If anyone is looking for a different and deeper kind of Christmas movie, David Lowery's new film The Green Knight certainly fits the bill. Not since Stanley Kubrick's 1999 film Eyes Wide Shut has a story been told so subtly about the holiday season in so many forms. But with The Green Knight, there is so much more going on with its characters and situations that this incredible beast of a movie is in a category all its own.
In theaters July 30th - get your tickets at Fandango
The Green Knight is a diamond of a film that takes its own journey and allows its audience to follow, but strictly at its own pace with remarkable visuals, amazing performances, and a cavalcade of emotions that set the legend of Sir Gawain on a transformative adventure to be a better person. Even on Lowery's sixth film here, the Texas native is still revealing his personal psyche in his movies along with an unwavering and original vision to tell amazing stories his way where every film feels like it deserves a gold medal.
For anyone that remembers English classes at university or poetry 101, The Green Knight takes its cues from the poem of Sir Gawain and the Green Knight that was written hundreds of years ago by an anonymous person. Over the years, there have been a few takes on this poem, but none quite like Lowery's vision. Lowery is the perfect purveyor of cinema and anyone can see how his love of film continues to grow. His first film Ain't Them Body Saints paid a little tribute to Texas' own Terrence Malick, whereas the slow burn of the psychological horror movies of a few decades ago inspired A Ghost Story, to even the dramatic and emotional side that Spielberg explores in kid's films with Pete's Dragon. With all of these films, no matter how big or small - they all feel grounded and personal, which is truly exciting and forms this magic bond with the audience and the characters on screen. The Green Knight is no different and plays perfectly to these elements.

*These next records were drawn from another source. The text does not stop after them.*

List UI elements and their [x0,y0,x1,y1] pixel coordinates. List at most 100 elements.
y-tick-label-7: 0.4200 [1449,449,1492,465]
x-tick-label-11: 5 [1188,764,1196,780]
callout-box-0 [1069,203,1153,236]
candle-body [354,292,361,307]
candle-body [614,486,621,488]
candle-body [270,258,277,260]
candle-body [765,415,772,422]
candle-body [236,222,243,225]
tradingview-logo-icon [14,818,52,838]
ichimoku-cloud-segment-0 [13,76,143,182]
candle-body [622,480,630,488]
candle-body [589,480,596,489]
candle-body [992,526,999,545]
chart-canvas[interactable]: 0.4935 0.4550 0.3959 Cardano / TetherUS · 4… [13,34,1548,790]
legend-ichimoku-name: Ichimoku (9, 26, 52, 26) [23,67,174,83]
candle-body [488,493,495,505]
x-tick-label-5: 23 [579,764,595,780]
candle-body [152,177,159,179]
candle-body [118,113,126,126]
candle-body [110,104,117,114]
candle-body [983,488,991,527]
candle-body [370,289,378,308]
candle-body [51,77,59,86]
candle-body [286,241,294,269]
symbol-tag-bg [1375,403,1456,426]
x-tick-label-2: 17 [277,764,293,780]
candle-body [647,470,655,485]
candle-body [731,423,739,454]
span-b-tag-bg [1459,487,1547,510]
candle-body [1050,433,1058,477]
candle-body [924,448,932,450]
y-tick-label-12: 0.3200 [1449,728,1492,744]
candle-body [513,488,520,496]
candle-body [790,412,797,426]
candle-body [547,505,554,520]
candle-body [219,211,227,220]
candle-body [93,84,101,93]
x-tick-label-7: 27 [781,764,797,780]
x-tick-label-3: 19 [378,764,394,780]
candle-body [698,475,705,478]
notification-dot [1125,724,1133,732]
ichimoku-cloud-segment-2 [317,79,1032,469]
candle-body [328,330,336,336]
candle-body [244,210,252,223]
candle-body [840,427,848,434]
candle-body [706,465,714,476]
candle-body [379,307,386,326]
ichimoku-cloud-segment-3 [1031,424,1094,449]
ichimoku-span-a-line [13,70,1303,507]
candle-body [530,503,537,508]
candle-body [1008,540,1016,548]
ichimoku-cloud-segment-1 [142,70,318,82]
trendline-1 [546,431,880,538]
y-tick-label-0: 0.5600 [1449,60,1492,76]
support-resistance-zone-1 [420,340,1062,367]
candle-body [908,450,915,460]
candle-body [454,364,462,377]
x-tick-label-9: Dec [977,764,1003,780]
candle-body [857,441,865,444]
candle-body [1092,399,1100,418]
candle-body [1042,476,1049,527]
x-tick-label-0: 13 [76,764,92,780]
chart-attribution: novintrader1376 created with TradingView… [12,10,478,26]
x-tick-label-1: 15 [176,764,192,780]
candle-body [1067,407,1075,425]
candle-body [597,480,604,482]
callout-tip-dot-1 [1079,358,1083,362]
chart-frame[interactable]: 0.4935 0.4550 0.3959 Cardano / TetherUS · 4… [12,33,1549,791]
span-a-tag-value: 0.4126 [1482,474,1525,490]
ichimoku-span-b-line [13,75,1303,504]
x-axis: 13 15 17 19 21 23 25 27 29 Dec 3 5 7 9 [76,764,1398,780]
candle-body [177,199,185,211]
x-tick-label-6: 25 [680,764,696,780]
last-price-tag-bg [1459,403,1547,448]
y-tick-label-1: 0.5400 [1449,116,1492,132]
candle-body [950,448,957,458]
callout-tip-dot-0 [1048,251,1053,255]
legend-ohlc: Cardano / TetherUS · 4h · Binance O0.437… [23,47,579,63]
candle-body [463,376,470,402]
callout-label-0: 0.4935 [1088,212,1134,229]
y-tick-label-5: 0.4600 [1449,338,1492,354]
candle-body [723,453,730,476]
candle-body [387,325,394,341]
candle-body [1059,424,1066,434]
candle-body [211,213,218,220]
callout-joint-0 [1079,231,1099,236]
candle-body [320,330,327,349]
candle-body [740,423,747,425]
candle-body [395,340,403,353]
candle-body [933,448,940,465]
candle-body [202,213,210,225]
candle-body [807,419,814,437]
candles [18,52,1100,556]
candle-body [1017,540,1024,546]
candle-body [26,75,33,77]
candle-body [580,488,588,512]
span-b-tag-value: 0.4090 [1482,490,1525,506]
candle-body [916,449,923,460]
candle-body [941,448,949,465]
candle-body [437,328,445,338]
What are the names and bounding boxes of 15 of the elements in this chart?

The film follows Sir Gawain (Dev Patel) in his most fantastic role yet, as a young man who spends his days and evenings at a brothel and getting drunk. He's the epitome of a good time without a care in the world, but on this one Christmas day, his aunt and uncle - King Arthur (Sean Harris) and Queen Guinevere (Kate Dickie) of Camelot ask him to sit by them at dinner. Gawain is clearly out of his league as he looks out at the brae knights at the round table, which is where his uncle expresses that he regrets not getting to know him more over the years. Gawain isn't exactly surprised as he knows he's done nothing with his life when compared to the royalty in the room, but his aunt reassures him that in time, he will be worthy of all the compliments.
This is where Gawain's mother and magic woman Morgan summons The Green Knight, a half-man, half-giant tree rides into the room on Christmas day and wants to play a game as if he's Jigsaw from the Saw movies. The Green Knight challenges any knight in the room to take his ax and with one striking blow, kill him. If they do not kill him, they must return to his Green chapel one year later to the date and receive their punishment - death. Sir Gawain accepts, which results in his date with his destiny one year later. This is where the film really starts on its impeccable journey of self-discovery as Sir Gawain embarks to meet his match.

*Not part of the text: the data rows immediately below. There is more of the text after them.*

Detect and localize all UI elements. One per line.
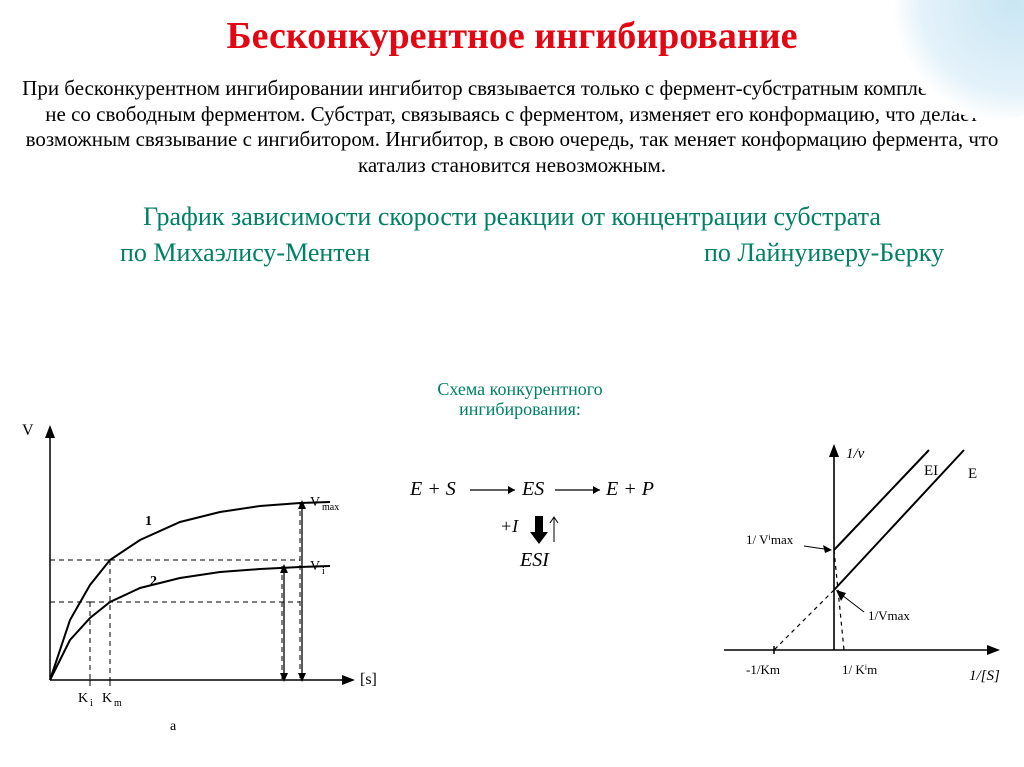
body-paragraph: При бесконкурентном ингибировании ингиби… — [0, 58, 1024, 178]
svg-text:E: E — [968, 466, 977, 482]
mm-chart-label: по Михаэлису-Ментен — [120, 238, 370, 268]
svg-text:i: i — [90, 698, 93, 709]
svg-text:1: 1 — [145, 514, 152, 529]
svg-text:1/ Kⁱm: 1/ Kⁱm — [842, 662, 877, 677]
svg-text:1/v: 1/v — [846, 446, 865, 462]
svg-text:max: max — [322, 502, 339, 513]
scheme-ES: ES — [521, 478, 544, 500]
chart-label-row: по Михаэлису-Ментен по Лайнуиверу-Берку — [0, 232, 1024, 268]
charts-subtitle: График зависимости скорости реакции от к… — [0, 178, 1024, 232]
svg-text:V: V — [310, 559, 320, 574]
svg-text:K: K — [102, 691, 112, 706]
scheme-E-S: E + S — [409, 478, 456, 500]
svg-text:m: m — [114, 698, 122, 709]
svg-text:1/[S]: 1/[S] — [969, 668, 1000, 684]
svg-text:a: a — [170, 719, 177, 734]
svg-text:1/Vmax: 1/Vmax — [868, 608, 910, 623]
lb-chart-label: по Лайнуиверу-Берку — [704, 238, 944, 268]
svg-text:[s]: [s] — [360, 671, 377, 688]
reaction-scheme: E + S ES E + P +I ESI — [380, 470, 660, 586]
svg-text:V: V — [22, 422, 34, 439]
down-arrow-icon — [530, 516, 548, 544]
page-title: Бесконкурентное ингибирование — [0, 0, 1024, 58]
svg-text:-1/Km: -1/Km — [746, 662, 780, 677]
svg-text:EI: EI — [924, 463, 938, 479]
svg-text:2: 2 — [150, 574, 157, 589]
mm-chart: V[s]12VmaxViKiKma — [10, 400, 390, 740]
scheme-E-P: E + P — [605, 478, 654, 500]
svg-text:1/ Vⁱmax: 1/ Vⁱmax — [746, 532, 794, 547]
charts-area: V[s]12VmaxViKiKma E + S ES E + P +I ESI … — [0, 400, 1024, 760]
scheme-ESI: ESI — [519, 549, 550, 571]
svg-text:i: i — [322, 566, 325, 577]
scheme-plus-I: +I — [500, 516, 519, 536]
svg-text:V: V — [310, 495, 320, 510]
lb-chart: 1/v 1/[S] EI E 1/ Vⁱmax 1/Vmax -1/Km 1/ Kⁱm — [714, 430, 1014, 730]
svg-text:K: K — [78, 691, 88, 706]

What follows is an adventure that can be thrown in different genres of film. One is romantic, the other is horror, and another could be fantasy, where Lowery flawlessly weaves each chapter of the story into a cohesive narrative led by Gawain as he's tempted at every turn to do the right thing. Again, this is similar to the story of being visited by ghosts on Christmas. On his journey, he crosses paths with a young man (Barry Keoghan), who is stealing from the dead on a battlefield. He visits a supernatural woman looking for help, crosses paths with gentle giants, and is accompanied by a side-kick fox that ultimately leads him to a luxurious castle full of temptation with some familiar faces. All of these trials and obstacles have Sir Gawain making direct choices that will ultimately impact his life and make him the man his aunt and uncle see in him. It also makes for such a phenomenal transition in character when he finally comes face to face with the green knight again.
Lowery's pitch-perfect eye behind the camera has fully immersed everything and everyone watching into this old world with the amazing use of practical and digital Weta visual effects. Each scene looks beautiful and haunting at the same time as if there is another real-world that was discovered and used as an actual location. It's a visually stunning picture from start to finish. Everyone turns in amazing performances including the dual role of Alicia Vikander, Sean Harris, and Kate Dickey, however, it's Dev Patel's moment to shine and he does with such courage. Daniel Hart has come back for another collaboration with Lowery to set the mood for the film with some natural music cues that adds to the entire tone of the film. The Green Knight is pure excellence.